BitterWood commented 3 weeks ago

Could you please confirm if your BED file is a 6-column file delimited by tabs (\t)?

Hello @jphe , I re-check my BED and GTF files. As I use scTE_build with my BED file and Gene.gtf provided by scTE, the command works successfully, but as I run the command with my GTF file and TE.bed provided by scTE, I meet the error. So the problem should be the GTF file. Then I run scTE_build with my BED file and the GTF file downloaded separately from

ftp://ftp.ebi.ac.uk/pub/databases/gencode/Gencode_mouse/release_M21/gencode.vM21.annotation.gtf.gz

or

https://hgdownload.soe.ucsc.edu/goldenPath/mm10/bigZips/genes/mm10.ncbiRefSeq.gtf.gz

For the result, the GENCODE GTF file works successfully as the UCSC one fails. I suppose there should be some differences when extracting information from these two GTF files, but I fail to figure them out. Could you please offer some help?
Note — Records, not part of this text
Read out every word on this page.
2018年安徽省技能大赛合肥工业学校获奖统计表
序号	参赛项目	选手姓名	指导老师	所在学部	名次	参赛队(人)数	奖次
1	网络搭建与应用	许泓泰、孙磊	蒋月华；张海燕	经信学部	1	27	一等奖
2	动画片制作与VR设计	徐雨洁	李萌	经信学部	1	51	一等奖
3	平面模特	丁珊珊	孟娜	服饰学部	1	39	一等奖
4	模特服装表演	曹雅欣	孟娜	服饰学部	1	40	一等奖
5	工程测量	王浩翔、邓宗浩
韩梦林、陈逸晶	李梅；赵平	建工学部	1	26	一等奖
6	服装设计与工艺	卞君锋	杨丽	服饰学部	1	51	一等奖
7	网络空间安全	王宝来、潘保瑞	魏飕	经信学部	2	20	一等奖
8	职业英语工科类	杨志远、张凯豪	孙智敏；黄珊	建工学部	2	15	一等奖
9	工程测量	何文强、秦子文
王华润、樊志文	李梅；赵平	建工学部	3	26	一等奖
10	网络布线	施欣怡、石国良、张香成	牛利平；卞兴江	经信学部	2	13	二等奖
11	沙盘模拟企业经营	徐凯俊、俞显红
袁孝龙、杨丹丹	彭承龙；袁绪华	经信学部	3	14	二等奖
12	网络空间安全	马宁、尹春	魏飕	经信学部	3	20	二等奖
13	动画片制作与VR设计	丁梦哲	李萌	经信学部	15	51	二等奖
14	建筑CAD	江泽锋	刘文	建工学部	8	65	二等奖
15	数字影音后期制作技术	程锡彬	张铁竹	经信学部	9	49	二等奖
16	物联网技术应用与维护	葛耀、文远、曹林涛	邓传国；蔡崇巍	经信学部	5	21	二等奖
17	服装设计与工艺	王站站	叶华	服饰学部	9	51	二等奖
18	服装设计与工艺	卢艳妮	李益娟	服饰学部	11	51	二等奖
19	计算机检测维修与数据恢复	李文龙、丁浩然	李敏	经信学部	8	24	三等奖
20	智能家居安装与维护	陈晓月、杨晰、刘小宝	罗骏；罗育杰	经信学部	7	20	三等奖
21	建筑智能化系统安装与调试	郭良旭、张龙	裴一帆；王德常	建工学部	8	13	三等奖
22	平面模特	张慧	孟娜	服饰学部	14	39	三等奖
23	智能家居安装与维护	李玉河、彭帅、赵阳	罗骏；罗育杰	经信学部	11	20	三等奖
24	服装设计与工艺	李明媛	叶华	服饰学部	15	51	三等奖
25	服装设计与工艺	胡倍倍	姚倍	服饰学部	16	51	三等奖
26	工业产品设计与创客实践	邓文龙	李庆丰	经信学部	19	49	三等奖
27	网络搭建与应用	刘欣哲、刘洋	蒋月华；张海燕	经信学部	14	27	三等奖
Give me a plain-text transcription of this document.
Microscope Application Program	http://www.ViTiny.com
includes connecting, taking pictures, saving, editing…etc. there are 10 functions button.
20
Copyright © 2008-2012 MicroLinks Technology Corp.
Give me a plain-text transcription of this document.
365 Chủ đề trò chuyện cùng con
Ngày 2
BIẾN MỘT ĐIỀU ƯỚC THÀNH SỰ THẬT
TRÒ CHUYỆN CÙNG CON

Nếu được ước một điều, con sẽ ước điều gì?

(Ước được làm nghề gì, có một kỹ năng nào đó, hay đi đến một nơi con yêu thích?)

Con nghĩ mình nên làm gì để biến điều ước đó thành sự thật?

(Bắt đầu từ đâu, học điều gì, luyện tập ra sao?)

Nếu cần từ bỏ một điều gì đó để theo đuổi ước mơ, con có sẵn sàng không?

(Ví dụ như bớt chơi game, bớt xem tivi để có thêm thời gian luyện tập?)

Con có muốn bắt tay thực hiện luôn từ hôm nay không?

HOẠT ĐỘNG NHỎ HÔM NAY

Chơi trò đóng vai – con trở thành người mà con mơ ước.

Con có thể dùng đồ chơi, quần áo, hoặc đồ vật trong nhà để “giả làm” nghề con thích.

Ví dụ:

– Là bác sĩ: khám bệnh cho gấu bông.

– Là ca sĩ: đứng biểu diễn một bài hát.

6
The first six lines of these two GTF files are as follows:

GENCODE GTF:

description: evidence-based annotation of the mouse genome (GRCm38), version M21 (Ensembl 96)

provider: GENCODE

contact: gencode-help@ebi.ac.uk

format: gtf

date: 2019-03-27

chr1 HAVANA gene 3073253 3074322 . + . gene_id "ENSMUSG00000102693.1"; gene_type "TEC"; gene_name "4933401J01Rik"; level 2; havana_gene "OTTMUSG00000049935.1"; chr1 HAVANA transcript 3073253 3074322 . + . gene_id "ENSMUSG00000102693.1"; transcript_id "ENSMUST00000193812.1"; gene_type "TEC"; gene_name "4933401J01Rik"; transcript_type "TEC"; transcript_name "4933401J01Rik-201"; level 2; transcript_support_level "NA"; tag "basic"; havana_gene "OTTMUSG00000049935.1"; havana_transcript "OTTMUST00000127109.1"; chr1 HAVANA exon 3073253 3074322 . + . gene_id "ENSMUSG00000102693.1"; transcript_id "ENSMUST00000193812.1"; gene_type "TEC"; gene_name "4933401J01Rik"; transcript_type "TEC"; transcript_name "4933401J01Rik-201"; exon_number 1; exon_id "ENSMUSE00001343744.1"; level 2; transcript_support_level "NA"; tag "basic"; havana_gene "OTTMUSG00000049935.1"; havana_transcript "OTTMUST00000127109.1"; chr1 ENSEMBL gene 3102016 3102125 . + . gene_id "ENSMUSG00000064842.1"; gene_type "snRNA"; gene_name "Gm26206"; level 3; chr1 ENSEMBL transcript 3102016 3102125 . + . gene_id "ENSMUSG00000064842.1"; transcript_id "ENSMUST00000082908.1"; gene_type "snRNA"; gene_name "Gm26206"; transcript_type "snRNA"; transcript_name "Gm26206-201"; level 3; transcript_support_level "NA"; tag "basic";

UCSC GTF:

chrM ncbiRefSeq.2021-04-23 transcript 15356 15422 . - . gene_id "TrnP"; transcript_id "rna-TrnP"; gene_name "TrnP"; chrM ncbiRefSeq.2021-04-23 exon 15356 15422 . - . gene_id "TrnP"; transcript_id "rna-TrnP"; exon_number "1"; exon_id "rna-TrnP.1"; gene_name "TrnP"; chrM ncbiRefSeq.2021-04-23 transcript 15289 15355 . + . gene_id "TrnT"; transcript_id "rna-TrnT"; gene_name "TrnT"; chrM ncbiRefSeq.2021-04-23 exon 15289 15355 . + . gene_id "TrnT"; transcript_id "rna-TrnT"; exon_number "1"; exon_id "rna-TrnT.1"; gene_name "TrnT"; chrM ncbiRefSeq.2021-04-23 transcript 14145 15288 . + . gene_id "CYTB"; transcript_id "NP_904340.1"; gene_name "CYTB"; chrM ncbiRefSeq.2021-04-23 exon 14145 15288 . + . gene_id "CYTB"; transcript_id "NP_904340.1"; exon_number "1"; exon_id "NP_904340.1.1"; gene_name "CYTB"; chrM ncbiRefSeq.2021-04-23 CDS 14145 15288 . + 0 gene_id "CYTB"; transcript_id "NP_904340.1"; exon_number "1"; exon_id "NP_904340.1.1"; gene_name "CYTB"; chrM ncbiRefSeq.2021-04-23 start_codon 14145 14147 . + 0 gene_id "CYTB"; transcript_id "NP_904340.1"; exon_number "1"; exon_id "NP_904340.1.1"; gene_name "CYTB"; chrM ncbiRefSeq.2021-04-23 transcript 14071 14139 . - . gene_id "TrnE"; transcript_id "rna-TrnE"; gene_name "TrnE"; chrM ncbiRefSeq.2021-04-23 exon 14071 14139 . - . gene_id "TrnE"; transcript_id "rna-TrnE"; exon_number "1"; exon_id "rna-TrnE.1"; gene_name "TrnE";

Desparating for your help. Many thanks again.

jphe commented 3 weeks ago

I'm not familiar with UCSC gtf, the simplest way is to convert the UCSC gtf to GENCODE style.

BitterWood commented 3 weeks ago

I'm not familiar with UCSC gtf, the simplest way is to convert the UCSC gtf to GENCODE style.

To be honest, until now my tasks are all based on the UCSC GTF, and my TE BED is based on the UCSC annotation as well. I've finished my task this time with GENCODE GTF, and I'm going to check whether it's OK when making further analysis.

Thank you for your time. Good luck in your work!